Implantation procedure
A single cardiologist was responsible for implantation, while other operators participated at various stages of the procedure (venous cannulation, atrial lead placement).
Fluoroscopy-guided cannulation of the axillary vein was the venous access of choice, using a lumen-less 4-Fr lead (Select-Secure model 3830 69 cm, Medtronic Inc., Minneapolis, MN) through a fixed preformed sheath (C315 HIS, Medtronic Inc.). A deflectable sheath (C304, Medtronic Inc.) was used when it proved impossible to record the His electrogram. The lead was connected to a digital recording system (Electrophysiology Lab System, Boston Scientific, MA) in a unipolar configuration to measure the intracavitary signal.

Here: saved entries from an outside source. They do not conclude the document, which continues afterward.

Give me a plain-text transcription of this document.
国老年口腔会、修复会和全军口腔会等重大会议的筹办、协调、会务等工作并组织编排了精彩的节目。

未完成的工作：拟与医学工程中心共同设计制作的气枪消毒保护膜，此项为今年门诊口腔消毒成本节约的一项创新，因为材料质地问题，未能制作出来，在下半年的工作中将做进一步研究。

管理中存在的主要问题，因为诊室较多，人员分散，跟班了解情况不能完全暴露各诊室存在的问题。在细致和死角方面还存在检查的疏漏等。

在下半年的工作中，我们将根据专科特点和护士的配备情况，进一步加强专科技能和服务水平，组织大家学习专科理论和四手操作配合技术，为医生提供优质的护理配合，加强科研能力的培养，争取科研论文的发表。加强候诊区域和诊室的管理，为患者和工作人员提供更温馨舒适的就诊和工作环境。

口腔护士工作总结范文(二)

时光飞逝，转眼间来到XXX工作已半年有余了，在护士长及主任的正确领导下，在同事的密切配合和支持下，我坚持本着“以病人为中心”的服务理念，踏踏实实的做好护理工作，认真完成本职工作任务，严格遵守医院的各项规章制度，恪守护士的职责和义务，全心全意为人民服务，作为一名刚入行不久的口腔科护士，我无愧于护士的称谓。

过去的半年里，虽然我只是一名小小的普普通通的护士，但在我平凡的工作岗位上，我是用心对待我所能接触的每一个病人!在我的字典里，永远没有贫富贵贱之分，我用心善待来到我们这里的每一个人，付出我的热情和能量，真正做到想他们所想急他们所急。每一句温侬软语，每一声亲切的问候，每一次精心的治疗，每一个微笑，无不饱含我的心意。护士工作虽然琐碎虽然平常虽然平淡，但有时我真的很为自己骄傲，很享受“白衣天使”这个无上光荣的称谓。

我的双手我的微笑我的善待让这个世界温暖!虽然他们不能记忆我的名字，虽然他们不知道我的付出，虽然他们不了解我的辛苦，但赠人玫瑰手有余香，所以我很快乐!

HBP was performed as described in the literature.10 In brief, rotation and advance-retreat maneuvers were used to find the His bundle electrogram with lowest atrial signal amplitude, evaluating the selective and non-selective HBP with the lowest possible threshold. The bundle block correction threshold was also considered in patients with a wide baseline QRS.
After localization of the His electrogram in the LBBAP procedure, the sheath was apically advanced 1–2 cm; next, if a paced QRS with “W” morphology was obtained in lead V1, the electrode was inserted into the septum with 5–6 clockwise turns until the notch in the paced QRS complex migrated to the end of the QRS wave (or disappeared) and the QRS width narrowed (Figure 1). The depth at which the lead was affixed in the interventricular septum was guided by the impedance values and target QRS obtained. Recording of the left bundle branch potential was not an objective. The fluoroscopy time included the time for the axillary puncture and for placing all of the leads.
The QRS complex was recorded before and after implantation by another operator using a digital recording system at a speed of 100 mm/s. The QRS duration was measured from QRS onset in the 12 leads when an isoelectric interval was observed between pacing stimulus and QRS onset or from stimulus to the end of the QRS when it was not. Pacing parameters (threshold, sensed R-wave amplitude, impedance) were compared between implantation and 3 months post-implantation.
The procedure was considered successful when a baseline QRS of <120 ms was achieved in HPB, as recommended by the Multicenter HBP Collaborative Working Group1, and when a QRS width ≤ 130 ms was obtained in LBBAP.12 In patients with bundle branch block (BBB), HPB and LBBAP procedures were considered successful when the paced QRS narrowed by ≥20% or to a QRS width of <130ms 13. Accepted pacing parameters were a pacing threshold of ≤ 3.5 V, an R-wave amplitude ≥ 0.8 mV, and a pulse width of 1 ms with HBP and 0.5 ms with LBBAP.